Bridal Shoes Online Biography
Shoes date back to the 8,000s BC – a very long history, indeed. Over the millennia all manner of styles and materials have been used for shoes. Some successful (the modern athletic shoe) and some not successful at all (lotus shoes). This list looks at ten bizarre styles of shoe from early to modern history.

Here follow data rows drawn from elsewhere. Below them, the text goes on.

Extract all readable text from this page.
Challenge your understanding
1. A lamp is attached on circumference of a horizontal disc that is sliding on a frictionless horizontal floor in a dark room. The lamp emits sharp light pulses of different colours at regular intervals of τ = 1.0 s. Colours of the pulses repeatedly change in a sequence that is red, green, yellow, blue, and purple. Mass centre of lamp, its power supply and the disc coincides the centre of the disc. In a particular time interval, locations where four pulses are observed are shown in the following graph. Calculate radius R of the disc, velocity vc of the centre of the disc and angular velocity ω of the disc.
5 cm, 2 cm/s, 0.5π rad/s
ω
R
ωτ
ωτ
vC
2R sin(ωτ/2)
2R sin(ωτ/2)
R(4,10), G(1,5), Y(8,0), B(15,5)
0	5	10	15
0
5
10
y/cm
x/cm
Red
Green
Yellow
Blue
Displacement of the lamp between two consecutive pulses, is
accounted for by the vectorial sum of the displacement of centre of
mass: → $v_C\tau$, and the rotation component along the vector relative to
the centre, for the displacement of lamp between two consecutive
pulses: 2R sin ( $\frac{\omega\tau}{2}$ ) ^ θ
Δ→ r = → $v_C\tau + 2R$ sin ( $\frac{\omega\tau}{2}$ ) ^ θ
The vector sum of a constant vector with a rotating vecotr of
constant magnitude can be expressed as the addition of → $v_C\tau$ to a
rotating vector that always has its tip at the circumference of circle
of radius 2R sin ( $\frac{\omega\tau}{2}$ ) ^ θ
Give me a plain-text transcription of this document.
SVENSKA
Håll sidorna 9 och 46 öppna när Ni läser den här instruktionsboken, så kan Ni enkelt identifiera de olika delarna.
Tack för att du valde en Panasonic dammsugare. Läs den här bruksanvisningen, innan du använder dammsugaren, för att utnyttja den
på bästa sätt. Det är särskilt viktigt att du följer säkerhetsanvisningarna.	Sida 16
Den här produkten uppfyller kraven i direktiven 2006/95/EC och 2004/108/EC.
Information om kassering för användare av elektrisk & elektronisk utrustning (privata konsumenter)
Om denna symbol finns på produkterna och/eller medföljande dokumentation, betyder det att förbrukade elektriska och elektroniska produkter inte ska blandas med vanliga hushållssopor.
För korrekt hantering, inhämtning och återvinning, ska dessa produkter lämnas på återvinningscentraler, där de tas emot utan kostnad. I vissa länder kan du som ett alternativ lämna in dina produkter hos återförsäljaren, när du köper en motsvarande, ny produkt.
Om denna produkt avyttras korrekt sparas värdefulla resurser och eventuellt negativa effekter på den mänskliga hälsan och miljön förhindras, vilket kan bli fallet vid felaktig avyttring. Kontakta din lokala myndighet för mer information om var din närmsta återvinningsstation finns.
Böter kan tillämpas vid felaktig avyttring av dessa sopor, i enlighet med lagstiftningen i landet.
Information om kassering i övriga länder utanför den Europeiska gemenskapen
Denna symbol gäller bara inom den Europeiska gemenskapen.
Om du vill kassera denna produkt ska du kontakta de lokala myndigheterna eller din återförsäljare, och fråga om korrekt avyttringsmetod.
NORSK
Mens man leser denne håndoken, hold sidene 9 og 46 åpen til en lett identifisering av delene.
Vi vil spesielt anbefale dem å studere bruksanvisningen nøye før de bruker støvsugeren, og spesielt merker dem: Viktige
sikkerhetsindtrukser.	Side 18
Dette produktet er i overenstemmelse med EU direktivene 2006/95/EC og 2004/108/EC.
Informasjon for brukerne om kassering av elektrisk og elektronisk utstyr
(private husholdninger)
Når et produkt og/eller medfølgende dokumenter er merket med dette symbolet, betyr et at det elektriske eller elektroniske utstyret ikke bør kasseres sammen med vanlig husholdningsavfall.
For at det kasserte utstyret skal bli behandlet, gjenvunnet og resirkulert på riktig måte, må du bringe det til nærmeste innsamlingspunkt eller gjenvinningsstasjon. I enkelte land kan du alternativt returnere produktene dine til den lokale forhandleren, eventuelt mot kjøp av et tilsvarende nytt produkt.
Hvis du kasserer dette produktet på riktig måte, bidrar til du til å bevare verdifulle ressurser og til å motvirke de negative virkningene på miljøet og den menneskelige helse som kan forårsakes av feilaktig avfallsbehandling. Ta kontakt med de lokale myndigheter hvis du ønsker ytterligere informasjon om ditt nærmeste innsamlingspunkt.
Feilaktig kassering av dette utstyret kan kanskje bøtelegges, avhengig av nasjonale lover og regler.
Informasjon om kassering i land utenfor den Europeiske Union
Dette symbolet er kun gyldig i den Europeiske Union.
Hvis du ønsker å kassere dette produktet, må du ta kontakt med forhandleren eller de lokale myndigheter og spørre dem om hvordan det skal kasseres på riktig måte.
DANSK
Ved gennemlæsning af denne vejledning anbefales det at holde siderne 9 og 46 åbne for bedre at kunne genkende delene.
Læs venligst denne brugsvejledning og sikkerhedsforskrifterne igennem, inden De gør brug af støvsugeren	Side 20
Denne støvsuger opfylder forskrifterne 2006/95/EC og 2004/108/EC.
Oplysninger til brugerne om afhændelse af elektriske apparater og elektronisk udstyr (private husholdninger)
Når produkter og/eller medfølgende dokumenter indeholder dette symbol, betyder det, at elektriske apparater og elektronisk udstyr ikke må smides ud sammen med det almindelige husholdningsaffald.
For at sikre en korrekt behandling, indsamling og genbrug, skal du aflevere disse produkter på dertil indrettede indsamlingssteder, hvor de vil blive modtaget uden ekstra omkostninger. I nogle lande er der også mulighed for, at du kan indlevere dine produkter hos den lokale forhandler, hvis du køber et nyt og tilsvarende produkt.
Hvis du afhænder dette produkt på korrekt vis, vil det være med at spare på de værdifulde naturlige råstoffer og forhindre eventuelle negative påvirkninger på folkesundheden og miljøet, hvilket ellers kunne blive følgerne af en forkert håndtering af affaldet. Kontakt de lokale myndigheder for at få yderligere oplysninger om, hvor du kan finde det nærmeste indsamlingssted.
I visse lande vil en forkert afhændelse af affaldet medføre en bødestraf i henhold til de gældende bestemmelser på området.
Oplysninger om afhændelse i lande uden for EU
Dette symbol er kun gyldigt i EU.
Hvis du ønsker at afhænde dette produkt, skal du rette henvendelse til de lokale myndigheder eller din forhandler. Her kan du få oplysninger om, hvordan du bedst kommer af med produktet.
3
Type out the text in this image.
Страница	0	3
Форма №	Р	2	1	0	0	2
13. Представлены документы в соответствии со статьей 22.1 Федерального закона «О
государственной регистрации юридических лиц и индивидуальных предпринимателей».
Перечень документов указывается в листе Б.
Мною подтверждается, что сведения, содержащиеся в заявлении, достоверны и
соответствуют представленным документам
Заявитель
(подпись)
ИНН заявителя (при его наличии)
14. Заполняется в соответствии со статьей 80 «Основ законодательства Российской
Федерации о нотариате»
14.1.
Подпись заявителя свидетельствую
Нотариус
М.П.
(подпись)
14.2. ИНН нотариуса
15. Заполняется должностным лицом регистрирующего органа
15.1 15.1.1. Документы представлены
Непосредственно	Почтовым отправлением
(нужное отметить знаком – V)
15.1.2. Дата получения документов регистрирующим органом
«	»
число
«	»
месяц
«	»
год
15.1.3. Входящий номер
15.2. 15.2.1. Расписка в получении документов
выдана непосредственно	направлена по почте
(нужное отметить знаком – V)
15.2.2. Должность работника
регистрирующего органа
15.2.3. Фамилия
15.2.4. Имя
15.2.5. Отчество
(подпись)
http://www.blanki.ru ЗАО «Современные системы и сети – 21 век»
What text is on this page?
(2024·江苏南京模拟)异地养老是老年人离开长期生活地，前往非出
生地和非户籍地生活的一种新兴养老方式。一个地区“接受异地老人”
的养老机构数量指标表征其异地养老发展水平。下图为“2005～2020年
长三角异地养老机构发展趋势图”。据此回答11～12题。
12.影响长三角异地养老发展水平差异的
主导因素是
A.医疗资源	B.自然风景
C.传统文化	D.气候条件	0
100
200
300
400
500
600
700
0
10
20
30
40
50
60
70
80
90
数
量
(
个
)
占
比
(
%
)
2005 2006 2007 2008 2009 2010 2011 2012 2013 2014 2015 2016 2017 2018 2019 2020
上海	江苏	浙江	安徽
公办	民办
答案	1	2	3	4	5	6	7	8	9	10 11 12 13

Long before the 1970′s and the platform shoes, Japanese maiko (apprentice geisha) had been wearing Okobo sandals or clogs. The reason for wearing these very high platform shoes was not solely for fashion, but also for very practical reasons. If you are wearing a very expensive kimono that hangs all the way to your feet, you do not want to get mud on it when you walk outside. Okobo are made of one piece of solid wood forming the sole. Usually the wood has a very natural finish, or no varnish at all. But during the summer, maiko will wear black lacquered Okobo. The hight of Okobo shoes generally measures at 5 1/2 inches (14 cm), and the wood sole is carved hollow, giving them a very distinctive sound when one walks in them. In fact, the word Okobo is an onomatopoeia, that is it represents the sound of walking in them. A V-shaped thong of cloth forms the upper part of the sandal. The color of the cloth depends on the status of the maiko. For instance, a new maiko will wear red, while one who has nearly finished her apprenticeship will wear yellow
Shoes and stockings became very important for men in the 1700′s, when the tailored coat and breeches came into fashion and the focus shifted to the lower body. Suddenly, it was all about the shapely legs, and men wanted to wear flattering, fanciful hose and shoes to accentuate them. Louis XIV also had a thing for high heels with red soles and heels. It must have been tough being short in stature but lofty in power, so I guess he thought he would even it up a bit. Of course, what the king does, everyone else copies, so everyone who was anyone wore high heels with red soles and heels. After all, what would be more proper to wear with Petticoat breeches, than high-heeled shoes? Boots went completely out of style in favor of these new elegant heels, now elaborately decorated with ribbons, rosettes or buckles.
Silver studded Wooden stilts known as “kabkabs” or “nalins” were once a practical way for women in the Middle East to protect themselves from dirt and discomfort on wet, muddy streets and in hot, wet bathhouses. Those belonging to the wealthy were often richly inlaid with mother of pearl. They were several inches high and had embroidered leather, silk or velvet straps. The name “kabkab” is derived from the sound they make when walking on marble floors. The uppers were embroidered with silver, gold or pewter wire. For special occasions, like a wedding, the wooden stilts were entirely covered with intricately decorated silver, or with small silver ornaments. Many times brides were very young girls and, therefore, small in stature. To compensate this, bridal kabkabs were sometimes made as high as two feet. Socially, kabkabs were only worn by women. In bathhouses, however, simple ones, sometimes with a little carving only and a leather-strap upper, were also worn by men.